Yoğun bir şekilde çalışan İsrail iş makineleri ve işçileri, Sincil kasabasını çevreleyen 1500 metre uzunluğunda ve 6 metre yüksekliğinde bir tel örgü duvar inşa ediyor.
Yerel halk bu duvarın, yaklaşık 6 bin Filistinlinin yaşadığı kasabayı büyük bir hapishaneye dönüştürdüğünü belirtiyor.
Kasabadan çıkış ve giriş, İsrailli bir askerin kontrol ettiği demir kapılarla sağlanıyor ve halk 8 bin dönüme yakın tarım arazisinden izole ediliyor.
Duvar, Nablus ile Ramallah'ı birbirine bağlayan ve yerleşimcilerce kullanılan 60'ıncı kara yolu boyunca uzanıyor. Sincil kasabası ise çevresi uluslararası hukuka göre yasa dışı olan Şilo ve Ma'ale Levona yerleşim birimleriyle çevrili.
"Bu bir Apartheid Duvarı"
Yerleşim karşıtı aktivist Ayid Gafari, AA’ya yaptığı açıklamada, "Bugün, İsrail ordusu ile yerleşimcilerin ortaklık yaptığını görüyoruz." dedi.
Gafari, “İşgal, halkı kuşatıyor, yaşamı zorlaştırıyor ve onları göçe zorluyor. İnşa edilen bu tel örgüleri, Batı Şeria’daki ırkçı ayrım duvarını andırıyor." ifadelerini kullandı.
1500 metrelik duvarın kasabanın yan yollarını kapattığını ve kasabayı bir "büyük hapishaneye" çevirdiğini ifade eden Gafari, ayrıca bu inşaatla 30 dönümlük arazilerinin tahrip edildiğini belirtti.
Gafari, arazilerinin yüzde 70’inin ve bazı evlerin duvarın arkasında kaldığını, kasabadan izole şekilde bırakıldığını da sözlerine ekledi.

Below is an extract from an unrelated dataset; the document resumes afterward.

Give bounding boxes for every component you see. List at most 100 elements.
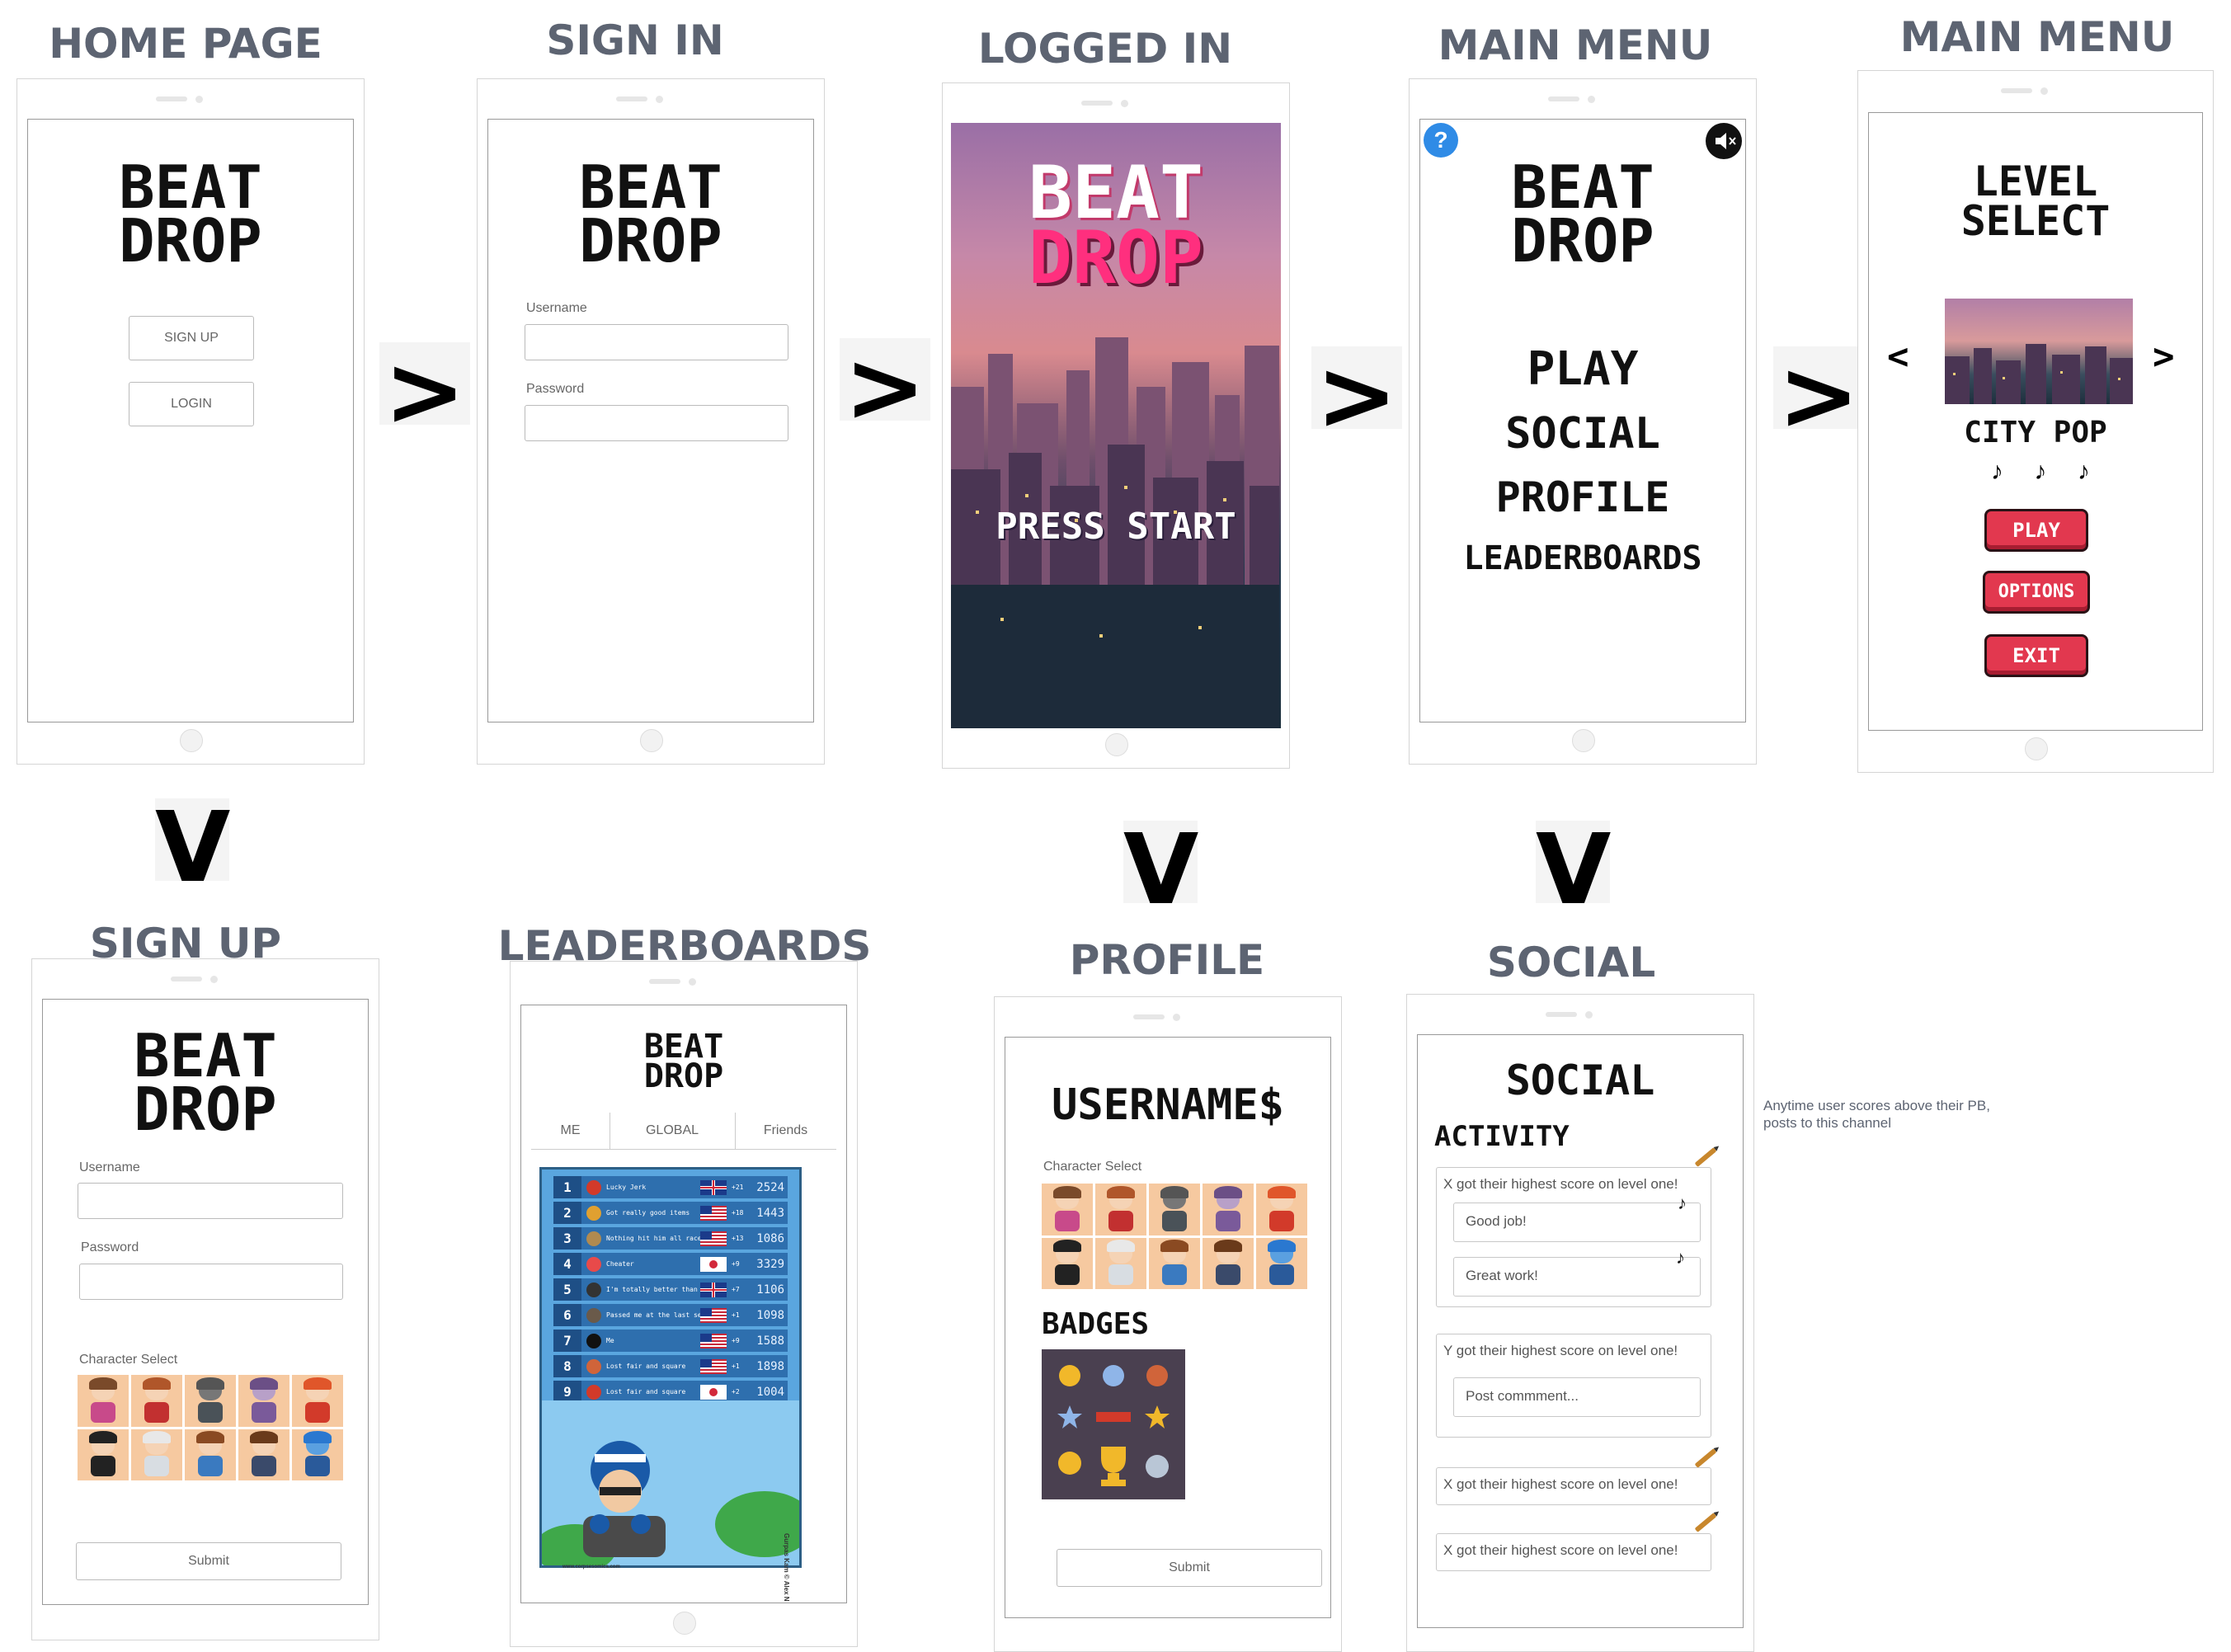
score-delta: +7 xyxy=(732,1286,740,1293)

"Duvar hayatı hapishaneye çevirdi"
Çiftçi Velid Fukaha (33), "Sincil kasabası idama mahkum edildi yani duvar hayatı hapishaneye çevirdi." diyerek durumun vahametini anlattı.
Eskiden tarlasına dakikalar içinde ulaşabildiğini aktaran Fukaha, artık bu sürenin yarım saati geçtiğini ve giriş çıkışlarının tek bir askerin iki dudağının arasına hapsolmuş durumda olduğunu söyledi.
Topraklarını gasbeden İsraillilerin hayvanlarına el koyduğunu, tarlalarının yerleşimcilerin hayvanlarınca tahrip edildiğini kaydeden Fukaha, "Duvarın inşasıyla ne yapacağımızı bilemiyoruz. Duvar, vatandaşları topraklarını terk etmeye zorlayarak yerleşimcilere alan açmayı hedefliyor." diye konuştu.
"İsrail duvarla bizi boğuyor"
Kasabanın tüm girişlerinin kapatıldığını, sadece bir çıkış bırakıldığını ve orada da İsrail askerlerinin insanların hayatına hükmettiğini vurgulayan Um Muhammed Fukaha da "Güvenlik için yapıldığını iddia ediyorlar, ama aslında Filistinlileri boğmak için. Toprağımız kıymetli, ondan vazgeçemeyiz." dedi.
Yakın zamanda topraklarını gasbeden bir İsrailli'nin kendisini ezmeye çalıştığını ifade eden Fukaha, "Bu topraklarda Filistinli görmek istemiyorlar." diye konuştu.
Saldırılar artıyor
Filistin topraklarını gasbeden İsrailliler, geçen nisan ayında Sincil'de bazı ev ve araçları kundakladı. Filistinliler saldırılara maruz kalırken bir kişi dövülerek öldürüldü.
FKÖ'ye bağlı Ayrım Duvarı (Utanç Duvarı) ve Yahudi Yerleşim Birimleriyle Mücadele Konseyi, İsrail ordusunun Batı Şeria’da uygulamaya koyduğu "güvenlik bölgeleri"nin, aslında toprak gasbının yeni biçimi olduğunu açıkladı.
Nisan ayında, İsrail askerleri ve Filistin topraklarını gasbeden İsrailliler tarafından Filistinlilere, mallarına ve geçim kaynaklarına karşı 1693 saldırı gerçekleşti. Bu saldırıların 341’i doğrudan yerleşimciler tarafından yapıldı. Eylemler arasında silahlı baskınlar, infazlar, topraklara el koyma, ağaç sökme ve yolların kapatılması gibi uygulamalar yer aldı.